The browser navigates to the correct post, but some browsers lose that position when other content (tweets in this case) load in and start shifting the page around.

It may be possible to workaround. There are already workarounds in place specifically for images, but even that doesn't work as expected in all cases.
Understood - I meant the workarounds are not working. Is it possible to set the size of the the container for the embed prior to loading them? Seems like Twitter embeds are always the same size, so this would be possible.
 
Twitter embeds are always the same size, so this would be possible.
They aren't. They'll have a different height depending on the length of the Tweet, whether it's a RT, whether it has media in it and so on.

We can probably do some other things though.
 
So I'm going to call this a partial fix, though it does also depend on browser support. Notably, our most recent set of changes try to improve the browser's use of scroll anchoring via the scroll-padding property. This is currently only supported in Chrome/Chromium and Firefox, though Safari/Webkit did note their interest in a bug report back in 2017.

Scroll anchoring in a browser tries to prevent reflows above the visible area from changing the visible content. This worked pretty well without our changes, though there was a situation where it wouldn't work as expected if the anchor took you to a post directly after a one with embeds that resize. The scroll padding should help with that. Loading up the example URL in the original report works as expected for me, even when the embeds are slow to load.

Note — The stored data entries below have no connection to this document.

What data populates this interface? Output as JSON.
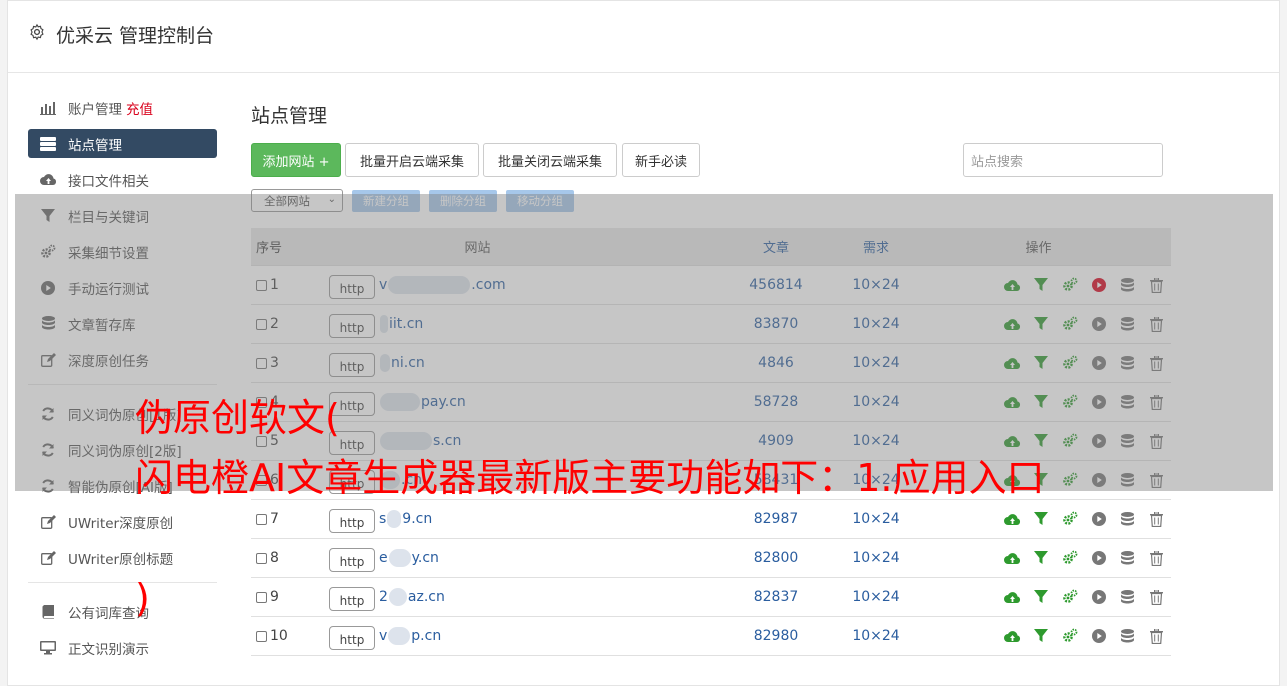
{
  "header": {
    "title": "优采云 管理控制台"
  },
  "sidebar": {
    "items": [
      {
        "label": "账户管理",
        "extra": "充值",
        "icon": "bar-chart-icon",
        "active": false
      },
      {
        "label": "站点管理",
        "icon": "server-icon",
        "active": true
      },
      {
        "label": "接口文件相关",
        "icon": "cloud-upload-icon",
        "active": false
      },
      {
        "label": "栏目与关键词",
        "icon": "filter-icon",
        "active": false
      },
      {
        "label": "采集细节设置",
        "icon": "cogs-icon",
        "active": false
      },
      {
        "label": "手动运行测试",
        "icon": "play-circle-icon",
        "active": false
      },
      {
        "label": "文章暂存库",
        "icon": "database-icon",
        "active": false
      },
      {
        "label": "深度原创任务",
        "icon": "edit-icon",
        "active": false
      }
    ],
    "items2": [
      {
        "label": "同义词伪原创[1版]",
        "icon": "refresh-icon"
      },
      {
        "label": "同义词伪原创[2版]",
        "icon": "refresh-icon"
      },
      {
        "label": "智能伪原创[AI版]",
        "icon": "refresh-icon"
      },
      {
        "label": "UWriter深度原创",
        "icon": "edit-icon"
      },
      {
        "label": "UWriter原创标题",
        "icon": "edit-icon"
      }
    ],
    "items3": [
      {
        "label": "公有词库查询",
        "icon": "book-icon"
      },
      {
        "label": "正文识别演示",
        "icon": "monitor-icon"
      }
    ]
  },
  "main": {
    "title": "站点管理",
    "buttons": {
      "add": "添加网站 +",
      "open_cloud": "批量开启云端采集",
      "close_cloud": "批量关闭云端采集",
      "guide": "新手必读"
    },
    "search_placeholder": "站点搜索",
    "group_select": "全部网站",
    "group_buttons": {
      "new": "新建分组",
      "delete": "删除分组",
      "move": "移动分组"
    },
    "table": {
      "headers": {
        "no": "序号",
        "site": "网站",
        "articles": "文章",
        "demand": "需求",
        "ops": "操作"
      },
      "http_label": "http",
      "rows": [
        {
          "no": "1",
          "pre": "v",
          "post": ".com",
          "articles": "456814",
          "demand": "10×24",
          "play_red": true
        },
        {
          "no": "2",
          "pre": "",
          "post": "iit.cn",
          "articles": "83870",
          "demand": "10×24",
          "play_red": false
        },
        {
          "no": "3",
          "pre": "",
          "post": "ni.cn",
          "articles": "4846",
          "demand": "10×24",
          "play_red": false
        },
        {
          "no": "4",
          "pre": "",
          "post": "pay.cn",
          "articles": "58728",
          "demand": "10×24",
          "play_red": false
        },
        {
          "no": "5",
          "pre": "",
          "post": "s.cn",
          "articles": "4909",
          "demand": "10×24",
          "play_red": false
        },
        {
          "no": "6",
          "pre": "",
          "post": ".cn",
          "articles": "58431",
          "demand": "10×24",
          "play_red": false
        },
        {
          "no": "7",
          "pre": "s",
          "post": "9.cn",
          "articles": "82987",
          "demand": "10×24",
          "play_red": false
        },
        {
          "no": "8",
          "pre": "e",
          "post": "y.cn",
          "articles": "82800",
          "demand": "10×24",
          "play_red": false
        },
        {
          "no": "9",
          "pre": "2",
          "post": "az.cn",
          "articles": "82837",
          "demand": "10×24",
          "play_red": false
        },
        {
          "no": "10",
          "pre": "v",
          "post": "p.cn",
          "articles": "82980",
          "demand": "10×24",
          "play_red": false
        }
      ]
    }
  },
  "overlay_text": {
    "line1": "伪原创软文(",
    "line2": "闪电橙AI文章生成器最新版主要功能如下：1.应用入口",
    "line3": ")"
  },
  "colors": {
    "accent_green": "#5cb85c",
    "nav_active": "#334a63",
    "link": "#2a5d9f",
    "overlay_red": "#ff0000"
  }
}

Other changes (such as expanding our existing attempts to implement something like this) are difficult because we don't want to interfere with a user who has done some manual scrolling and snap them back unexpectedly (particularly where anchoring has done the job for us) and that the browsers can now trigger scroll events internally in some circumstances. Other approaches such as trying to pre-allocate space for an embed may work in some very specific scenarios, but they cause problems in others. In many cases, the size of an embed may vary wildly depending on the content (whether it has an image, how long it is, the aspect ratio, etc). So at this time, browser handled scroll anchoring seems like the best solution.